Ce matin-là, en poussant les portes de l’immeuble et en l’apercevant instantanément au milieu de cette foule, je me suis retrouvée subitement à 13 ans, dans sa classe, dans mon passé.
Manon Leblanc.
Synonyme de rêve, de bonheur.
Son existence dans la mienne a eu une incidence importante dans mon parcours de vie, dans la définition même de qui je suis devenue.
C’est elle qui a semé le bourgeon de ma plus grande passion; l’écriture.
J’étais en secondaire 1, essayant de me tailler une place dans ce nouvel environnement hostile qu’est l’adolescence. Avec mes éternels questionnements et l’impression de n’être qu’un simple pion de plus dans le jeu de la vie, cette jeune enseignante m’a ouvert les yeux sur le monde de la création et de l’espoir d’exister, de laisser sa trace.
J’étais une simple fille, aimante de la vie, qui avait besoin d’un modèle, d’une oreille attentive, et en elle, j’ai trouvé tout cela.
Je la regardais, devant la classe, armée de confiance en soi et d’optimiste et je ne pouvais qu’espérer devenir aussi épanouie qu’elle.
Ma belle Manon, souriante, attachante, inspirante.
Encore aujourd’hui, lorsque j’écris, j’entends les conseils qu’elle me donnait; utiliser des synonymes, éviter le mot «chose», être authentique.
Grâce à elle, je suis devenue éditorialiste pour le journal étudiant. Elle a cru en moi, plus que je croyais en moi-même.
J’ai adoré l’expérience, rassembler les textes, façonner le journal, varier les sujets, écrire. J’étais enfin dans mon élément, dans un paysage qui me fascinait, qui me grandissait.
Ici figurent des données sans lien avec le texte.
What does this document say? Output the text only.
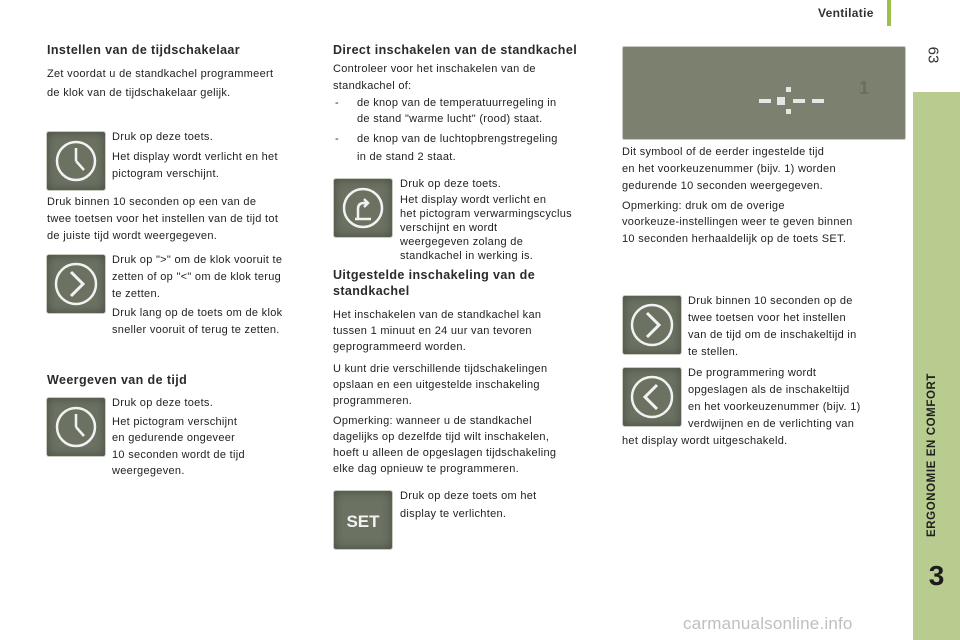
Ventilatie
63
ERGONOMIE EN COMFORT
3
Instellen van de tijdschakelaar

Zet voordat u de standkachel programmeert

de klok van de tijdschakelaar gelijk.

Druk op deze toets.

Het display wordt verlicht en het

pictogram verschijnt.

Druk binnen 10 seconden op een van de

twee toetsen voor het instellen van de tijd tot

de juiste tijd wordt weergegeven.

Druk op ">" om de klok vooruit te

zetten of op "<" om de klok terug

te zetten.

Druk lang op de toets om de klok

sneller vooruit of terug te zetten.

Weergeven van de tijd

Druk op deze toets.

Het pictogram verschijnt

en gedurende ongeveer

10 seconden wordt de tijd

weergegeven.

Direct inschakelen van de standkachel

Controleer voor het inschakelen van de

standkachel of:

- de knop van de temperatuurregeling in

de stand "warme lucht" (rood) staat.

- de knop van de luchtopbrengstregeling

in de stand 2 staat.

Druk op deze toets.

Het display wordt verlicht en

het pictogram verwarmingscyclus

verschijnt en wordt

weergegeven zolang de

standkachel in werking is.

Uitgestelde inschakeling van de
standkachel

Het inschakelen van de standkachel kan

tussen 1 minuut en 24 uur van tevoren

geprogrammeerd worden.

U kunt drie verschillende tijdschakelingen

opslaan en een uitgestelde inschakeling

programmeren.

Opmerking: wanneer u de standkachel

dagelijks op dezelfde tijd wilt inschakelen,

hoeft u alleen de opgeslagen tijdschakeling

elke dag opnieuw te programmeren.

SET

Druk op deze toets om het

display te verlichten.

1

Dit symbool of de eerder ingestelde tijd

en het voorkeuzenummer (bijv. 1) worden

gedurende 10 seconden weergegeven.

Opmerking: druk om de overige

voorkeuze-instellingen weer te geven binnen

10 seconden herhaaldelijk op de toets SET.

Druk binnen 10 seconden op de

twee toetsen voor het instellen

van de tijd om de inschakeltijd in

te stellen.

De programmering wordt

opgeslagen als de inschakeltijd

en het voorkeuzenummer (bijv. 1)

verdwijnen en de verlichting van

het display wordt uitgeschakeld.

carmanualsonline.info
La poésie et les textes personnels sont devenus mes meilleurs amis, mes confidents. Durant ces années-là, j’ai écrit à chaque semaine, mes états d’âme, mes peurs, mes aspirations. Mon amour pour tout, mais surtout mon amour de l’amour.
L’amour m’a toujours enflammé.
Un bel héritage qu’est l’écriture. Une empreinte émotionnelle inscrite à jamais sur une page, des pages.
Indélébile comme le fantôme qui m’a suivi durant toutes ces années où j’ai perdu de vue ma mentore, partie enseigner dans un autre établissement scolaire.
Le choc de son départ m’avait ébranlé, déraciné… mais le bien était déjà fait…
Elle m’a suivi malgré tout, en pensée, en souvenir, en rêve. C’était mon alliée secrète et à chaque fois que je créais un texte, je l’écrivais en l’ayant en tête, en me disant qu’elle serait fière de me lire.
Puis, Facebook a fait son apparition et je l’ai retrouvé! Nous avons reconnecté au travers de nos publications, de nos photos. Le temps n’était nullement passé pour notre relation. Elle était restée intacte, à l’abri des intempéries des silences qui avaient existé sans qu’on se parle.
Donc, indéniablement, lorsque j’ai vu que le printemps du livre de Mascouche accueillait des auteurs Lanaudois, et que ma Manon Leblanc en faisait partie, je ne pouvais passer à côté de cette opportunité pour retrouver celle que j’ai chéri et adulé presque toute mon existence.
Alors, j’y étais. Et elle y était. Entourée de son aura éblouissante, au milieu de tous ces gens rassemblés. Lumineuse comme dans mon souvenir. Et surtout inconsciente du fait que je viendrais la voir…
Son visage, son expression lorsque nos yeux se sont croisés, la seconde où nos âmes se sont reconnues. La Terre qui a arrêté de tourner. Nous étions seules, à nouveau.
Enfin, presque, car j’avais mes deux enfants avec moi. Mes deux passions, mes deux amours.
J’en ai profité pour acheter un bout d’elle, un autre de ses livres; Dans le rouge du ciel. Je le lirai, par petits jets, pour étaler mon plaisir, la chance de la redécouvrir au travers de ses écritures.
La fin de l’année scolaire vient de s’achever pour mon fils. Je lui souhaite un jour de croiser un professeur ou une professeure qui saura l’inspirer de la sorte.